AUSTIN (KXAN) — The City of Austin’s Equity Office provided updates Monday on who might qualify for the city’s proposed guaranteed income pilot program, which would give 85 eligible families or individuals $1,000 a month over a year’s timespan.

On Thursday, Austin City Council is expected to vote on a contract with community program group UpTogether to administer the funds, with $1.18 million approved for the program in Austin’s fiscal year 2021-22 budget.

The proposed program is aimed at addressing residents facing financial hardships who, as a result, experience housing insecurities. In Austin’s 2023 strategic plan, homelessness and displacement were marked as “top 10 indicators for the success of the city,” according to Monday’s memo.

Possible criteria for eligible guaranteed income pilot participants could include:

  • Households with an eviction filing against them
  • Those with a history of missing utility bill payments
  • People experiencing homeless who’ve already been identified for supportive housing

As part of the proposed pilot, the $1,000 monthly funds would be unrestricted, without a designated use affiliated with them. Similar programs done around the country, including in Stockton, California, found the majority of participating residents used the funds to pay for food, store purchases and utilities.

“Because guaranteed income programs provide unrestricted funds, recipients are able to spend on necessities such as rent, food, transportation, and utilities, making decisions based on their specific needs in order to help them stabilize and remain in place,” Austin’s Chief Equity Officer Brion Oaks said in the memo.

The city has identified The Urban Institute as the evaluator for the proposed pilot, which would include a two-part analysis to gauge the effectiveness of Austin’s guaranteed income program, if approved.

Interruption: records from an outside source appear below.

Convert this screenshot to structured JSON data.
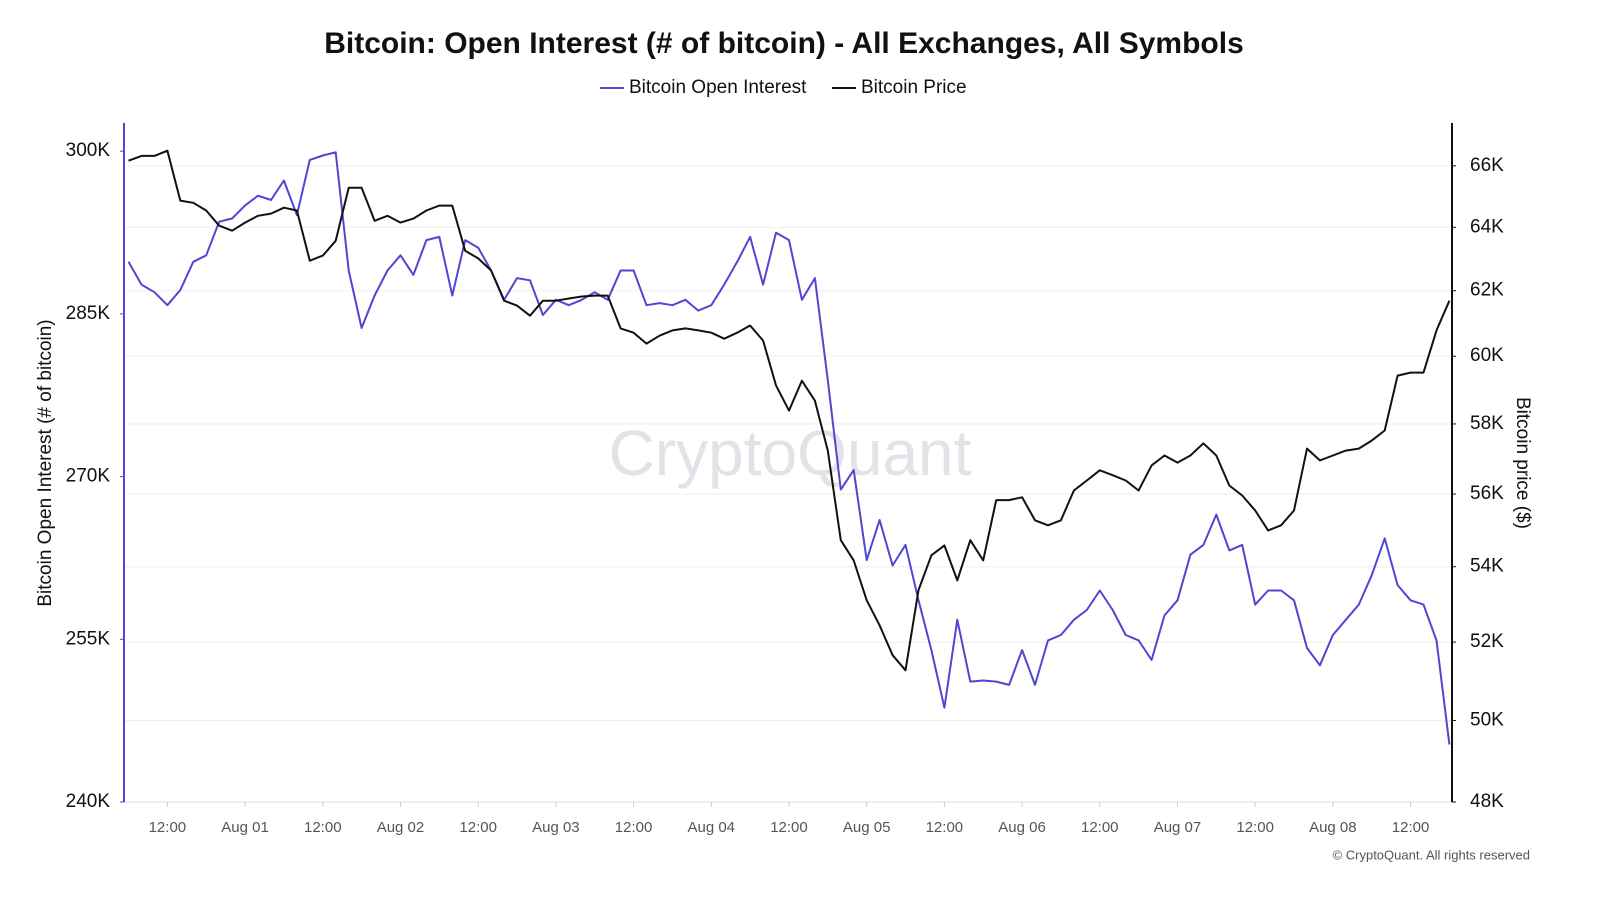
{
  "chart_data": {
    "type": "line",
    "title": "Bitcoin: Open Interest (# of bitcoin) - All Exchanges, All Symbols",
    "ylabel": "Bitcoin Open Interest (# of bitcoin)",
    "y2label": "Bitcoin price ($)",
    "watermark": "CryptoQuant",
    "footer": "© CryptoQuant. All rights reserved",
    "x": [
      -18,
      -16,
      -14,
      -12,
      -10,
      -8,
      -6,
      -4,
      -2,
      0,
      2,
      4,
      6,
      8,
      10,
      12,
      14,
      16,
      18,
      20,
      22,
      24,
      26,
      28,
      30,
      32,
      34,
      36,
      38,
      40,
      42,
      44,
      46,
      48,
      50,
      52,
      54,
      56,
      58,
      60,
      62,
      64,
      66,
      68,
      70,
      72,
      74,
      76,
      78,
      80,
      82,
      84,
      86,
      88,
      90,
      92,
      94,
      96,
      98,
      100,
      102,
      104,
      106,
      108,
      110,
      112,
      114,
      116,
      118,
      120,
      122,
      124,
      126,
      128,
      130,
      132,
      134,
      136,
      138,
      140,
      142,
      144,
      146,
      148,
      150,
      152,
      154,
      156,
      158,
      160,
      162,
      164,
      166,
      168,
      170,
      172,
      174,
      176,
      178,
      180,
      182,
      184,
      186
    ],
    "xlim": [
      -18.7,
      186.4
    ],
    "xticks": [
      {
        "value": -12,
        "label": "12:00"
      },
      {
        "value": 0,
        "label": "Aug 01"
      },
      {
        "value": 12,
        "label": "12:00"
      },
      {
        "value": 24,
        "label": "Aug 02"
      },
      {
        "value": 36,
        "label": "12:00"
      },
      {
        "value": 48,
        "label": "Aug 03"
      },
      {
        "value": 60,
        "label": "12:00"
      },
      {
        "value": 72,
        "label": "Aug 04"
      },
      {
        "value": 84,
        "label": "12:00"
      },
      {
        "value": 96,
        "label": "Aug 05"
      },
      {
        "value": 108,
        "label": "12:00"
      },
      {
        "value": 120,
        "label": "Aug 06"
      },
      {
        "value": 132,
        "label": "12:00"
      },
      {
        "value": 144,
        "label": "Aug 07"
      },
      {
        "value": 156,
        "label": "12:00"
      },
      {
        "value": 168,
        "label": "Aug 08"
      },
      {
        "value": 180,
        "label": "12:00"
      }
    ],
    "ylim": [
      240000,
      302600
    ],
    "yticks": [
      {
        "value": 240000,
        "label": "240K"
      },
      {
        "value": 255000,
        "label": "255K"
      },
      {
        "value": 270000,
        "label": "270K"
      },
      {
        "value": 285000,
        "label": "285K"
      },
      {
        "value": 300000,
        "label": "300K"
      }
    ],
    "y2lim": [
      48000,
      67430
    ],
    "y2log": true,
    "y2ticks": [
      {
        "value": 48000,
        "label": "48K"
      },
      {
        "value": 50000,
        "label": "50K"
      },
      {
        "value": 52000,
        "label": "52K"
      },
      {
        "value": 54000,
        "label": "54K"
      },
      {
        "value": 56000,
        "label": "56K"
      },
      {
        "value": 58000,
        "label": "58K"
      },
      {
        "value": 60000,
        "label": "60K"
      },
      {
        "value": 62000,
        "label": "62K"
      },
      {
        "value": 64000,
        "label": "64K"
      },
      {
        "value": 66000,
        "label": "66K"
      }
    ],
    "grid": "y2",
    "series": [
      {
        "name": "Bitcoin Open Interest",
        "color": "#5046d2",
        "values": [
          289800,
          287700,
          287000,
          285800,
          287200,
          289800,
          290400,
          293500,
          293800,
          295000,
          295900,
          295500,
          297300,
          294100,
          299200,
          299600,
          299900,
          289000,
          283700,
          286700,
          289000,
          290400,
          288600,
          291800,
          292100,
          286700,
          291800,
          291100,
          289000,
          286300,
          288300,
          288100,
          284900,
          286300,
          285800,
          286300,
          287000,
          286300,
          289000,
          289000,
          285800,
          286000,
          285800,
          286300,
          285300,
          285800,
          287700,
          289800,
          292100,
          287700,
          292500,
          291800,
          286300,
          288300,
          278900,
          268800,
          270600,
          262300,
          266000,
          261800,
          263700,
          258600,
          254000,
          248700,
          256800,
          251100,
          251200,
          251100,
          250800,
          254000,
          250800,
          254900,
          255400,
          256800,
          257700,
          259500,
          257700,
          255400,
          254900,
          253100,
          257200,
          258600,
          262800,
          263700,
          266500,
          263200,
          263700,
          258200,
          259500,
          259500,
          258600,
          254200,
          252600,
          255400,
          256800,
          258200,
          260900,
          264300,
          260000,
          258600,
          258200,
          254900,
          245300
        ]
      },
      {
        "name": "Bitcoin Price",
        "color": "#111111",
        "axis": "y2",
        "values": [
          66170,
          66330,
          66330,
          66500,
          64860,
          64790,
          64540,
          64050,
          63890,
          64150,
          64370,
          64440,
          64630,
          64540,
          62940,
          63100,
          63570,
          65280,
          65280,
          64210,
          64370,
          64150,
          64280,
          64540,
          64700,
          64700,
          63250,
          63010,
          62630,
          61690,
          61540,
          61230,
          61690,
          61690,
          61760,
          61820,
          61850,
          61850,
          60840,
          60710,
          60380,
          60620,
          60780,
          60840,
          60780,
          60710,
          60530,
          60710,
          60930,
          60470,
          59130,
          58390,
          59270,
          58680,
          57230,
          54720,
          54170,
          53100,
          52440,
          51660,
          51270,
          53370,
          54310,
          54580,
          53630,
          54720,
          54170,
          55830,
          55830,
          55910,
          55270,
          55130,
          55270,
          56100,
          56380,
          56670,
          56530,
          56380,
          56100,
          56810,
          57090,
          56890,
          57090,
          57440,
          57090,
          56240,
          55960,
          55540,
          54990,
          55130,
          55540,
          57290,
          56950,
          57090,
          57230,
          57290,
          57520,
          57810,
          59420,
          59510,
          59510,
          60780,
          61690
        ]
      }
    ]
  }
}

The first component would be a qualitative analysis to determine the effectiveness of the program and potential policy and practice changes, based on interviews with participants and other stakeholders. The second component, a quantitative analysis, would measure participant outcomes against non-participants to help determine the program’s impacts.

These metrics include:

  • Financial stability, such as ability to cover a $400 emergency and pay bills on time
  • Health and wellness based on stress levels, preventative care access and use or food security
  • Employment changes, such as how many jobs a participant holds, income changes or participation in workforce development and education programs
  • Use of funds, to determine how the money is used

“These unrestricted funds do not represent a ‘gift,’ but rather a critical investment in families and individuals to improve their economic stability, mental and physical health, social capital, and prevention of displacement,” Oaks said. “The investment provided by a guaranteed income helps ensure that households facing housing and economic insecurity have the resources and ability to build a foundation from which they can springboard into better-paying jobs, increased savings, and ability to live full lives.”